Pillow-Cat Books, "the first animal themed bookshop in New York," opened recently at 328 East 9th St., in the East Village. On the store's website, owner Cleo Le-Tan, who grew up in France, describes the 200-square-foot space as "small, green, and filled with used, new, vintage and antique books of all types and in all languages. We have books about art, photography, design, fashion, and literature--as well as comics and, of course, children's favorites. The only common denominator: an animal or animal character must be present."
"All my favorite characters are animals," she told the New York Times. "I do have all these technical books on poodle grooming and it just makes me want a poodle.... We always had pets in the family, and now I'm waiting for my kids to be old enough to choose one.

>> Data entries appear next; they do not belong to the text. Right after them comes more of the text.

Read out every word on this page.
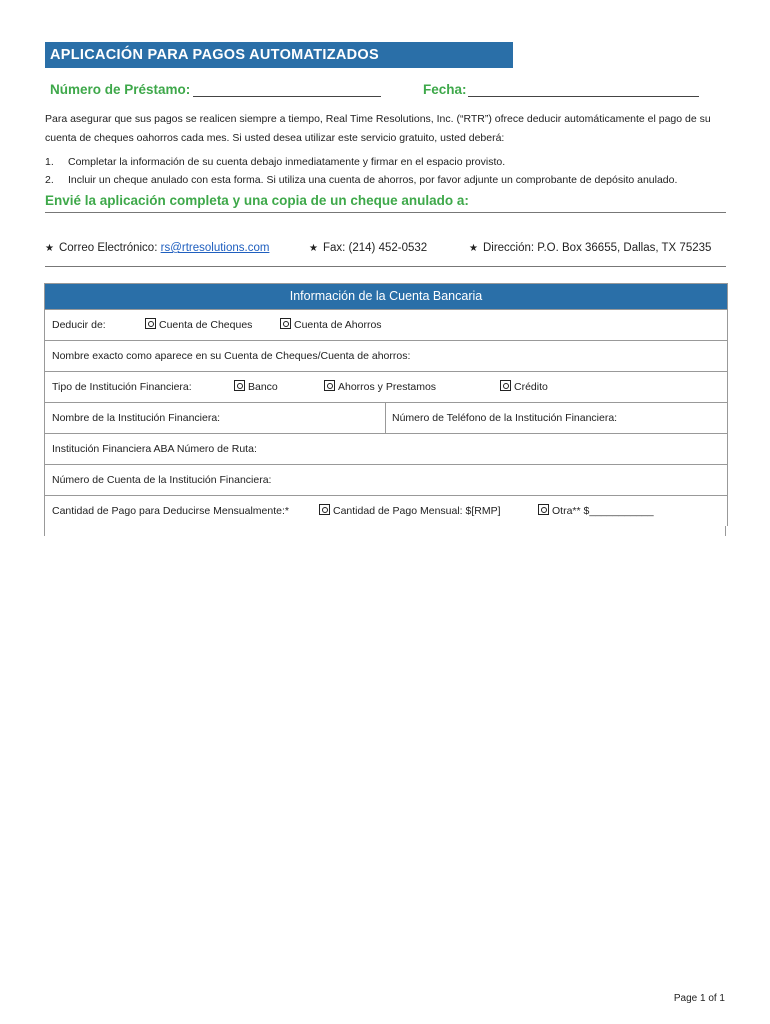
APLICACIÓN PARA PAGOS AUTOMATIZADOS
Número de Préstamo:	Fecha:
Para asegurar que sus pagos se realicen siempre a tiempo, Real Time Resolutions, Inc. (“RTR”) ofrece deducir automáticamente el pago de su cuenta de cheques oahorros cada mes. Si usted desea utilizar este servicio gratuito, usted deberá:
1. Completar la información de su cuenta debajo inmediatamente y firmar en el espacio provisto.
2. Incluir un cheque anulado con esta forma. Si utiliza una cuenta de ahorros, por favor adjunte un comprobante de depósito anulado.
Envié la aplicación completa y una copia de un cheque anulado a:
★ Correo Electrónico: rs@rtresolutions.com	★ Fax: (214) 452-0532	★ Dirección: P.O. Box 36655, Dallas, TX 75235
Información de la Cuenta Bancaria
Deducir de:	Cuenta de Cheques	Cuenta de Ahorros
Nombre exacto como aparece en su Cuenta de Cheques/Cuenta de ahorros:
Tipo de Institución Financiera:	Banco	Ahorros y Prestamos	Crédito
Nombre de la Institución Financiera:	Número de Teléfono de la Institución Financiera:
Institución Financiera ABA Número de Ruta:
Número de Cuenta de la Institución Financiera:
Cantidad de Pago para Deducirse Mensualmente:*	Cantidad de Pago Mensual: $[RMP]	Otra** $___________
Page 1 of 1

Fictional animals are omnipresent in the shop, the Times noted. "Pillow-Cat is a cat in the shape of a pillow or a pillow in the shape of a cat," said Le-Tan of the store's mascot. "I've always been surrounded by books, and I wrote a whole book about bookshops. I thought it would be so nice to have my own." Her books include A Booklover's Guide to New York and Une Famille, roman à clef published in France.
Her sister, Olympia Le-Tan, "the accessories designer known for small clutch bags embroidered to look like books, designed the store's logo and mascot--a cat that wears glasses and a pussy bow. The logo now adorns totes, hats, shirts, key chains and matchbooks. Olympia will also illustrate a series of Pillow-Cat stories that Ms. Le-Tan has written," the Times wrote.
Cleo Le-Tan, who moved to New York City from France 10 years ago, wants to make Pillow-Cat Books "like an old French shop where you can find something that's been on the shelf for 59 years. But I also had to have some neon and modern stuff for New York." The shelves are organized by species, as is the website. The grassy green color on the walls and shelves is a tribute to the walls in the Paris living room of her father, the late illustrator and regular New Yorker cover artist Pierre Le-Tan.
Cleo Le-Tan feels she still has species gaps to fill in her inventory: "There might just be one sea horse book. I didn't know what a manatee was, and then this little girl came in who wanted flamingo books. I feel stressed out now that I might be missing animals."